Hospital Discharge Data Best Explains Reason for Caesarean

Information on birth certificates about no-risk Caesareans misleading

TUESDAY, Dec. 23 (HealthDay News) -- Information taken from birth certificates alone indicates that more than half of Caesarean deliveries are performed among women with no indicated risk, but when hospital discharge data is used in combination with birth certificates the number drops to low single digits, according to a report published in the January issue of Obstetrics & Gynecology.

Emily B. Kahn, Ph.D., of the U.S. Centers for Disease Control and Prevention in Atlanta, and colleagues analyzed data on 565,767 singleton, vertex live births at 37 to 41 weeks' gestation, of whom 40,932 were born by Caesarean section with no risk recorded on the birth certificate, and 35,761 (87.4 percent) of whom were at risk according to the hospital discharge data.
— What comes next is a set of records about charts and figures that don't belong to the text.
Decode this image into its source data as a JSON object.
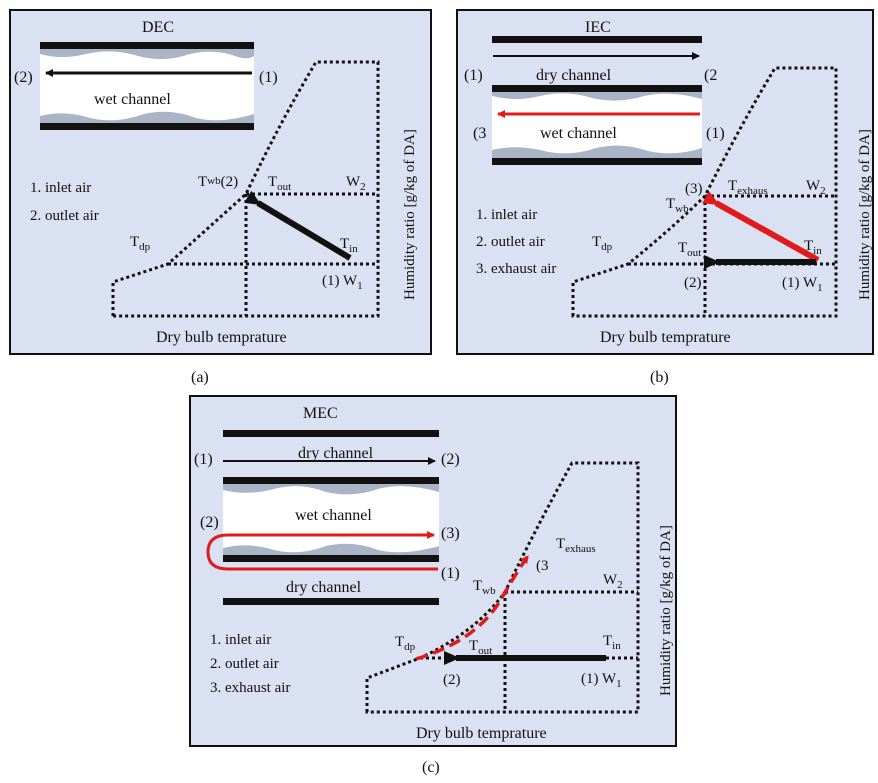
{
  "colors": {
    "panel_bg": "#d9e1f2",
    "arrow_red": "#e11b1b",
    "wave": "#a9b4c6"
  },
  "panel_a": {
    "caption": "(a)",
    "title": "DEC",
    "channel": "wet channel",
    "p_left": "(2)",
    "p_right": "(1)",
    "legend": [
      "1. inlet air",
      "2. outlet air"
    ],
    "twb": "T",
    "twb_sub": "wb",
    "pt2": "(2)",
    "tout": "T",
    "tout_sub": "out",
    "w2": "W",
    "w2_sub": "2",
    "tdp": "T",
    "tdp_sub": "dp",
    "tin": "T",
    "tin_sub": "in",
    "w1_pre": "(1) W",
    "w1_sub": "1",
    "xlabel": "Dry bulb temprature",
    "ylabel": "Humidity ratio [g/kg of DA]"
  },
  "panel_b": {
    "caption": "(b)",
    "title": "IEC",
    "dry": "dry channel",
    "wet": "wet channel",
    "dry_left": "(1)",
    "dry_right": "(2",
    "wet_left": "(3",
    "wet_right": "(1)",
    "legend": [
      "1. inlet air",
      "2. outlet air",
      "3. exhaust air"
    ],
    "pt3": "(3)",
    "texh": "T",
    "texh_sub": "exhaus",
    "w2": "W",
    "w2_sub": "2",
    "twb": "T",
    "twb_sub": "wb",
    "tdp": "T",
    "tdp_sub": "dp",
    "tout": "T",
    "tout_sub": "out",
    "tin": "T",
    "tin_sub": "in",
    "pt2": "(2)",
    "w1_pre": "(1) W",
    "w1_sub": "1",
    "xlabel": "Dry bulb temprature",
    "ylabel": "Humidity ratio [g/kg of DA]"
  },
  "panel_c": {
    "caption": "(c)",
    "title": "MEC",
    "dry_top": "dry channel",
    "wet": "wet channel",
    "dry_bottom": "dry channel",
    "top_left": "(1)",
    "top_right": "(2)",
    "wet_left": "(2)",
    "wet_right": "(3)",
    "bottom_right": "(1)",
    "legend": [
      "1. inlet air",
      "2. outlet air",
      "3. exhaust air"
    ],
    "texh": "T",
    "texh_sub": "exhaus",
    "pt3": "(3",
    "twb": "T",
    "twb_sub": "wb",
    "w2": "W",
    "w2_sub": "2",
    "tdp": "T",
    "tdp_sub": "dp",
    "tout": "T",
    "tout_sub": "out",
    "tin": "T",
    "tin_sub": "in",
    "pt2": "(2)",
    "w1_pre": "(1) W",
    "w1_sub": "1",
    "xlabel": "Dry bulb temprature",
    "ylabel": "Humidity ratio [g/kg of DA]"
  }
}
The researchers found that there was very little correlation between the two data sources in terms of low-risk deliveries, and that birth certificate data pointed to 58.3 percent of Caesarean births without a stated risk, versus 3.9 percent when this data as used in conjunction with hospital discharge data.
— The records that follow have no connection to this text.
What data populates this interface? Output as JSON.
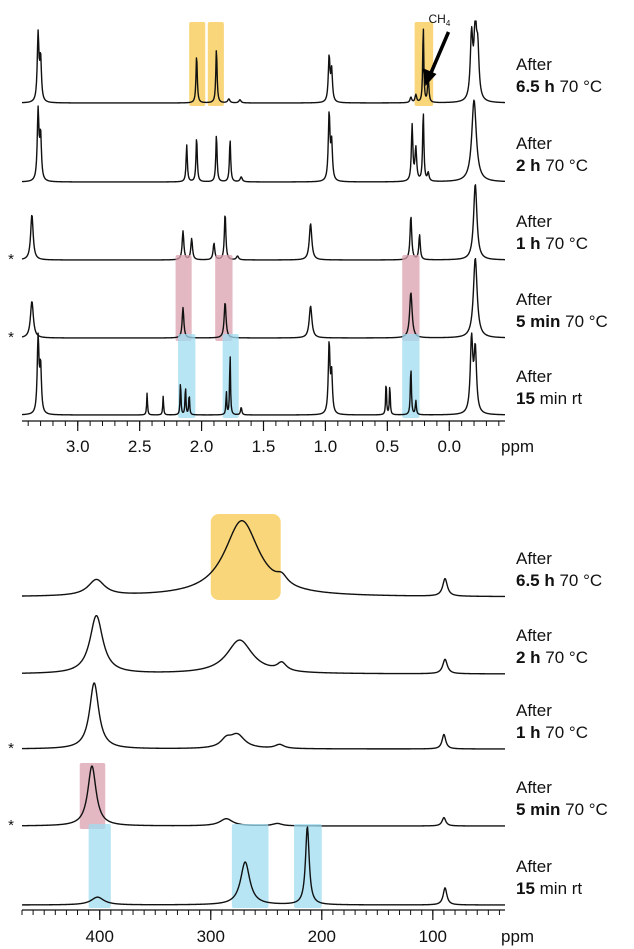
{
  "chart_data": [
    {
      "type": "line",
      "xunit": "ppm",
      "xlim": [
        3.45,
        -0.45
      ],
      "ticks": [
        3.0,
        2.5,
        2.0,
        1.5,
        1.0,
        0.5,
        0.0
      ],
      "tick_labels": [
        "3.0",
        "2.5",
        "2.0",
        "1.5",
        "1.0",
        "0.5",
        "0.0"
      ],
      "annotation": {
        "label": "CH",
        "sub": "4",
        "x": 0.2
      },
      "series": [
        {
          "label_line1": "After",
          "label_bold": "6.5 h",
          "label_rest": " 70 °C",
          "asterisk": "",
          "peaks": [
            [
              3.32,
              0.86,
              0.008
            ],
            [
              3.3,
              0.55,
              0.008
            ],
            [
              2.04,
              0.62,
              0.006
            ],
            [
              1.88,
              0.7,
              0.006
            ],
            [
              1.78,
              0.05,
              0.01
            ],
            [
              1.69,
              0.04,
              0.01
            ],
            [
              0.97,
              0.58,
              0.008
            ],
            [
              0.95,
              0.4,
              0.008
            ],
            [
              0.31,
              0.07,
              0.008
            ],
            [
              0.27,
              0.1,
              0.008
            ],
            [
              0.21,
              1.0,
              0.005
            ],
            [
              0.17,
              0.35,
              0.006
            ],
            [
              -0.18,
              0.82,
              0.012
            ],
            [
              -0.21,
              0.9,
              0.012
            ],
            [
              -0.23,
              0.6,
              0.012
            ]
          ],
          "highlights": [
            [
              2.1,
              1.97
            ],
            [
              1.95,
              1.82
            ],
            [
              0.28,
              0.13
            ]
          ],
          "highlight_color": "#f5c84c"
        },
        {
          "label_line1": "After",
          "label_bold": "2 h",
          "label_rest": " 70 °C",
          "asterisk": "",
          "peaks": [
            [
              3.32,
              0.85,
              0.008
            ],
            [
              3.3,
              0.55,
              0.008
            ],
            [
              2.12,
              0.45,
              0.006
            ],
            [
              2.04,
              0.55,
              0.006
            ],
            [
              1.88,
              0.58,
              0.006
            ],
            [
              1.77,
              0.52,
              0.006
            ],
            [
              1.68,
              0.06,
              0.01
            ],
            [
              0.97,
              0.82,
              0.008
            ],
            [
              0.95,
              0.45,
              0.008
            ],
            [
              0.3,
              0.68,
              0.007
            ],
            [
              0.27,
              0.4,
              0.008
            ],
            [
              0.21,
              0.85,
              0.006
            ],
            [
              0.17,
              0.1,
              0.008
            ],
            [
              -0.2,
              1.0,
              0.022
            ]
          ],
          "highlights": [],
          "highlight_color": ""
        },
        {
          "label_line1": "After",
          "label_bold": "1 h",
          "label_rest": " 70 °C",
          "asterisk": "*",
          "peaks": [
            [
              3.37,
              0.6,
              0.012
            ],
            [
              2.15,
              0.38,
              0.008
            ],
            [
              2.08,
              0.28,
              0.008
            ],
            [
              1.9,
              0.22,
              0.008
            ],
            [
              1.81,
              0.62,
              0.007
            ],
            [
              1.71,
              0.05,
              0.01
            ],
            [
              1.12,
              0.48,
              0.012
            ],
            [
              0.31,
              0.58,
              0.008
            ],
            [
              0.24,
              0.33,
              0.007
            ],
            [
              -0.21,
              1.0,
              0.016
            ]
          ],
          "highlights": [],
          "highlight_color": ""
        },
        {
          "label_line1": "After",
          "label_bold": "5 min",
          "label_rest": " 70 °C",
          "asterisk": "*",
          "peaks": [
            [
              3.37,
              0.46,
              0.014
            ],
            [
              2.15,
              0.38,
              0.008
            ],
            [
              1.81,
              0.45,
              0.009
            ],
            [
              1.12,
              0.4,
              0.013
            ],
            [
              0.31,
              0.57,
              0.012
            ],
            [
              -0.21,
              1.0,
              0.018
            ]
          ],
          "highlights": [
            [
              2.21,
              2.08
            ],
            [
              1.89,
              1.75
            ],
            [
              0.38,
              0.24
            ]
          ],
          "highlight_color": "#d9a0ae"
        },
        {
          "label_line1": "After",
          "label_bold": "15",
          "label_rest": " min rt",
          "asterisk": "",
          "peaks": [
            [
              3.32,
              1.0,
              0.008
            ],
            [
              3.3,
              0.6,
              0.008
            ],
            [
              2.44,
              0.28,
              0.004
            ],
            [
              2.31,
              0.24,
              0.004
            ],
            [
              2.17,
              0.45,
              0.004
            ],
            [
              2.13,
              0.38,
              0.004
            ],
            [
              2.1,
              0.28,
              0.004
            ],
            [
              1.8,
              0.3,
              0.004
            ],
            [
              1.77,
              0.82,
              0.004
            ],
            [
              1.68,
              0.1,
              0.006
            ],
            [
              0.97,
              0.9,
              0.008
            ],
            [
              0.95,
              0.5,
              0.008
            ],
            [
              0.51,
              0.45,
              0.004
            ],
            [
              0.48,
              0.4,
              0.004
            ],
            [
              0.31,
              0.62,
              0.005
            ],
            [
              0.27,
              0.18,
              0.005
            ],
            [
              -0.18,
              0.95,
              0.012
            ],
            [
              -0.21,
              0.8,
              0.012
            ]
          ],
          "highlights": [
            [
              2.19,
              2.05
            ],
            [
              1.83,
              1.7
            ],
            [
              0.38,
              0.24
            ]
          ],
          "highlight_color": "#9fdcf0"
        }
      ]
    },
    {
      "type": "line",
      "xunit": "ppm",
      "xlim": [
        470,
        35
      ],
      "ticks": [
        400,
        300,
        200,
        100
      ],
      "tick_labels": [
        "400",
        "300",
        "200",
        "100"
      ],
      "series": [
        {
          "label_line1": "After",
          "label_bold": "6.5 h",
          "label_rest": " 70 °C",
          "asterisk": "",
          "peaks": [
            [
              403,
              0.2,
              9
            ],
            [
              272,
              0.95,
              19
            ],
            [
              236,
              0.1,
              6
            ],
            [
              89,
              0.22,
              2.5
            ]
          ],
          "highlights": [
            [
              300,
              237
            ]
          ],
          "highlight_color": "#f5c84c"
        },
        {
          "label_line1": "After",
          "label_bold": "2 h",
          "label_rest": " 70 °C",
          "asterisk": "",
          "peaks": [
            [
              403,
              1.0,
              7
            ],
            [
              274,
              0.58,
              14
            ],
            [
              236,
              0.14,
              5
            ],
            [
              89,
              0.25,
              2.5
            ]
          ],
          "highlights": [],
          "highlight_color": ""
        },
        {
          "label_line1": "After",
          "label_bold": "1 h",
          "label_rest": " 70 °C",
          "asterisk": "*",
          "peaks": [
            [
              405,
              1.0,
              5
            ],
            [
              286,
              0.12,
              6
            ],
            [
              276,
              0.2,
              8
            ],
            [
              238,
              0.06,
              5
            ],
            [
              90,
              0.22,
              2
            ]
          ],
          "highlights": [],
          "highlight_color": ""
        },
        {
          "label_line1": "After",
          "label_bold": "5 min",
          "label_rest": " 70 °C",
          "asterisk": "*",
          "peaks": [
            [
              407,
              1.0,
              4.5
            ],
            [
              286,
              0.12,
              7
            ],
            [
              240,
              0.04,
              5
            ],
            [
              90,
              0.14,
              2
            ]
          ],
          "highlights": [
            [
              418,
              395
            ]
          ],
          "highlight_color": "#d9a0ae"
        },
        {
          "label_line1": "After",
          "label_bold": "15",
          "label_rest": " min rt",
          "asterisk": "",
          "peaks": [
            [
              402,
              0.1,
              7
            ],
            [
              269,
              0.55,
              5
            ],
            [
              213,
              1.0,
              2
            ],
            [
              89,
              0.22,
              2
            ]
          ],
          "highlights": [
            [
              410,
              390
            ],
            [
              281,
              248
            ],
            [
              225,
              200
            ]
          ],
          "highlight_color": "#9fdcf0"
        }
      ]
    }
  ]
}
"Using birth certificate information alone overestimated the proportion of women who had no-indicated-risk Caesarean deliveries in Georgia," the authors write. "Evidence of many indications for Caesarean delivery can be found only in the hospital discharge data. The construct of no indicated risk as determined from birth certificates should be interpreted with caution, and the use of linked data should be considered whenever possible."